Comment la Russie use de la désinformation pour s’implanter en Afrique

Comment la Russie use de la désinformation pour s’implanter en Afrique

Il ne fait guère de doute que la Russie a contribué à préparer les esprits au Niger au coup d’État qui a évincé le président Mohamed Bazoum. On observe aujourd’hui dans ce pays un phénomène déjà constaté en Centrafrique, au Burkina Faso, au Mali : l’expression d’une hostilité croissante de la population envers l’Occident et la France, en particulier, doublé d’un puissant courant de sympathie pour la Russie. C’est le drapeau de cette dernière que l’on voit flotter dans les manifestations qui se sont déroulées ou se déroulent dans les pays concernés. Et c’est de la Russie, incarnée sur le sol africain par la milice paramilitaire Wagner, que la population réclame la protection, contre les djihadistes, dans les pays où ils sont présents, mais aussi contre les forces françaises, présentées comme une force d’invasion agressive.

➡Vidéos anti-France

2 vidéos circulent pour décrédibiliser la France en Afrique et promouvoir Wagner comme solution. Difficile de dire si oui ou non ces vidéos sont téléguidées par des services russes, mais cela montre l’agressivité dans la désinformation.

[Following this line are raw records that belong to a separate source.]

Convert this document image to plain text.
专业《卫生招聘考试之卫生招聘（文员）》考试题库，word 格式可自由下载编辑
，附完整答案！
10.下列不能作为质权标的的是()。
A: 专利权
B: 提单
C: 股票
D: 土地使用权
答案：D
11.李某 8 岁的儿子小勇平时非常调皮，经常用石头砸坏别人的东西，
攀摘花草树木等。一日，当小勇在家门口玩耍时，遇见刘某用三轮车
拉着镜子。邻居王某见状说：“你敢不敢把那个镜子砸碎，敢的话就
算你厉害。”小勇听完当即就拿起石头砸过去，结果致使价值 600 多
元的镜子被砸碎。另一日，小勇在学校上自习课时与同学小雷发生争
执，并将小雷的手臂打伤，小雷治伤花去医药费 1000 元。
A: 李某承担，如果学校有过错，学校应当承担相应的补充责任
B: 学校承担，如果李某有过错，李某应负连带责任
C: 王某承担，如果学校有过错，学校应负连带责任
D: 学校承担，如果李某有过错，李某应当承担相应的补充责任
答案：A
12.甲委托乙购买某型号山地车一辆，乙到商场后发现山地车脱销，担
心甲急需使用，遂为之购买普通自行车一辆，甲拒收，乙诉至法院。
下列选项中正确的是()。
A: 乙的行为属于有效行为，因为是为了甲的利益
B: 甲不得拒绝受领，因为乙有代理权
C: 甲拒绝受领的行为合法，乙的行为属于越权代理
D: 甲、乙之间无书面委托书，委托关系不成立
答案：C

12/23 pic.twitter.com/19WwBlNTjj

— Cartes du Monde (@CartesDuMonde) January 23, 2023

Le ressentiment qui peut exister contre l’ancienne puissance coloniale française ne suffit pas à expliquer cette situation. La Russie a allumé il y a quelques années en Afrique un feu de propagande et de désinformation, qu’elle entretient soigneusement. Dans un rapport publié en mai 2022, le Centre d’études stratégique de l’Afrique, qui dépend du Département américain de la Défense, dénombre une cinquantaine d’opérations de désinformations sponsorisées par la Russie menées dans 16 pays africains (1), dont les premières remontent à 2014, en Libye.

La désinformation russe poursuit plusieurs objectifs

Les objectifs visés par Moscou sont divers. Ils vont de la tentative façonner des récits servant les intérêts russes à celle de manipuler des élections en dénigrant et/ou en favorisant un parti ou un candidat, en passant par la diffusion de message qui jettent le discrédit sur des individus ou des institutions. locaux Il s’agit aussi de propager des discours ciblant la France, les États-Unis, l’Union européenne (UE), les Occidentaux en général et les Nations unies. Après avoir fait ses preuves en République centrafricaine, cette stratégie est menée tambour battant en Afrique de l’Ouest, l’ancien pré carré de la France, depuis 2020, avec le succès que l’on constate.

Depuis le début de l’année 2022, Moscou travaille aussi à diffuser sur le continent africain la vision du Kremlin, sur la guerre en Ukraine et ses conséquences. La Russie véhicule notamment dans les pays africains le message, trompeur et mensonger, que l’UE contribue à la pénurie alimentaire mondiale en frappant de sanctions les produits alimentaires et les engrais russes et en conservant pour elle les céréales ukrainiennes. Or, les produits et les engrais russes sont précisément exemptés de sanctions européennes et que c’est la Russie qui empêche l’Ukraine d’exporter sa production agricole via la mer Noire.

Des tactiques diverses

Les tactiques utilisées par la Russie pour ses opérations de désinformation en Afrique sont diverses : Moscou s’assure le concours d’acteurs locaux – des politiques, des personnalités du monde des affaires ou des influenceurs – ou de médias du pays pour porter sa voix. Les propagandistes russes s’appuient aussi sur des médias factices. L’ONG Reporters sans frontières pointait récemment qu’au Burkina Faso, un réseau de faux médias – a déclenché une campagne de dénigrement à l’encontre des deux journalistes françaises de Libération Agnès Faivre et Sophie Douce expulsées du pays et trois de leurs confrères burkinabé, après avoir révélé que l’armée locale était responsable du meurtre d’enfants et d’adolescents. Ces “médias” , dont CCB TV News et Wadjey’s TV, avaient en commun d’être liés au Groupe panafricain pour le commerce et l’investissement (GCPI) . Dirigé par le Burkinabé Harouna Douamba, décrit comme proche du patron de Wagner Evgueni Prigojine, ce groupe installé au Togo qui a fait ses armes médiatiques en Centrafrique, se targue de mettre en réseau une vingtaine de médias africains en ligne – dont les home pages sont étrangement semblables, comme la ligne éditoriale pro-Kremlin.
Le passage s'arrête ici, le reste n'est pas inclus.